5x overhead? This would be easier to take seriously with reference, it's orders of magnitude away from the CBPP article for example.


Here are the figures for Australia:

http://www.abs.gov.au/ausstats/[email protected]/Latestproducts/6530....

6M or so people receive some kind of welfare benefit for a total of 77.8B dollars. Total expenditure on welfare in Australia: $154B (latest budget figures).

That's nowhere near a 5x overhead, but it is pretty damn inefficient.


You are linking to a 2009 study and comparing with this year's projected 154B budget. Aside from actual welfare spending changes there are all kinds of reasons why those might not be comparable.


You're right about the dates, but when I had a more convoluted set of figures for 2014 (which required doing quite a bit of arithmetic to get the raw inputs, and would have required linking several pages and so forth) the results were pretty much the same.

The fact is the Australian government spends in the ballpark of $2 for ever $1 of benefit handed out; whether it's $1.80 or $2.20 doesn't really matter -- it puts some actual figures behind the concept of simply giving out a basic income (versus trying to figure out who gets the benefit, means testing it, and so forth).

Australia's unemployment rate hasn't changed much over the period 2009-2014 (it was shielded from the great recession by commodity prices).

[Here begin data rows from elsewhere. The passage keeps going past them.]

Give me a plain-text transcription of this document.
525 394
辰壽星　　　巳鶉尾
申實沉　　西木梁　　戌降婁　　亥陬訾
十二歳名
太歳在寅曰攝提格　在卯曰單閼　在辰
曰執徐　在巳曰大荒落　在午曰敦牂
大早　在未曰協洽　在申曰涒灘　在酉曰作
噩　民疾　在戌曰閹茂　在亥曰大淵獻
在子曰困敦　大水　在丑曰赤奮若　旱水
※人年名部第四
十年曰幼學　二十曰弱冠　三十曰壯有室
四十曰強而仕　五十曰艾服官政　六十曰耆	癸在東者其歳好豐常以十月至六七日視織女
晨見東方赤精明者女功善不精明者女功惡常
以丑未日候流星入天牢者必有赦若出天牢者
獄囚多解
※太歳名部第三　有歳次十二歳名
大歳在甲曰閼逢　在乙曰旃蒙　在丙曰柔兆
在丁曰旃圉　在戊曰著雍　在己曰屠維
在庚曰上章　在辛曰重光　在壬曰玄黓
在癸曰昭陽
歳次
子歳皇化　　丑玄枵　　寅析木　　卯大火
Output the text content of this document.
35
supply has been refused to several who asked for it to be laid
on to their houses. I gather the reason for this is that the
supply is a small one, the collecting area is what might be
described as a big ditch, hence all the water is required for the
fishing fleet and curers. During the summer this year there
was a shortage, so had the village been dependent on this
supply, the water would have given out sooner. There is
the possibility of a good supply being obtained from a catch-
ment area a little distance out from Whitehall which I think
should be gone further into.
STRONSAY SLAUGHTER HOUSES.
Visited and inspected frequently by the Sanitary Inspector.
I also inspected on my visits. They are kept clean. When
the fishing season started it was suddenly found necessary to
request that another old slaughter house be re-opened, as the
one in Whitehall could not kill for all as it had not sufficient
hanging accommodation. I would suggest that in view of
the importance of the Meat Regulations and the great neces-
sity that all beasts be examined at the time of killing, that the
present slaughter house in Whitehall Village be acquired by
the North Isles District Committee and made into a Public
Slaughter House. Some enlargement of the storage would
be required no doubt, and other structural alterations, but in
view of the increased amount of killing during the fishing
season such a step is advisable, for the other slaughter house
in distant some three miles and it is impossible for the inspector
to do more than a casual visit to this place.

Another problem I just noticed - it seems your spending figures include more than just benefits paid in cash. Eg http://www.aihw.gov.au/expenditure-faq/ says

"In 2010-11, Australian Government and state and territory government welfare spending was estimated at $119.4 billion - $90 billion (75%) was in cash payments (including unemployment benefits) and $29.4 billion (25%) was for welfare services."

So to make your case you'd need to dig up figures about how much the administrative overhead related to the cash benefits is.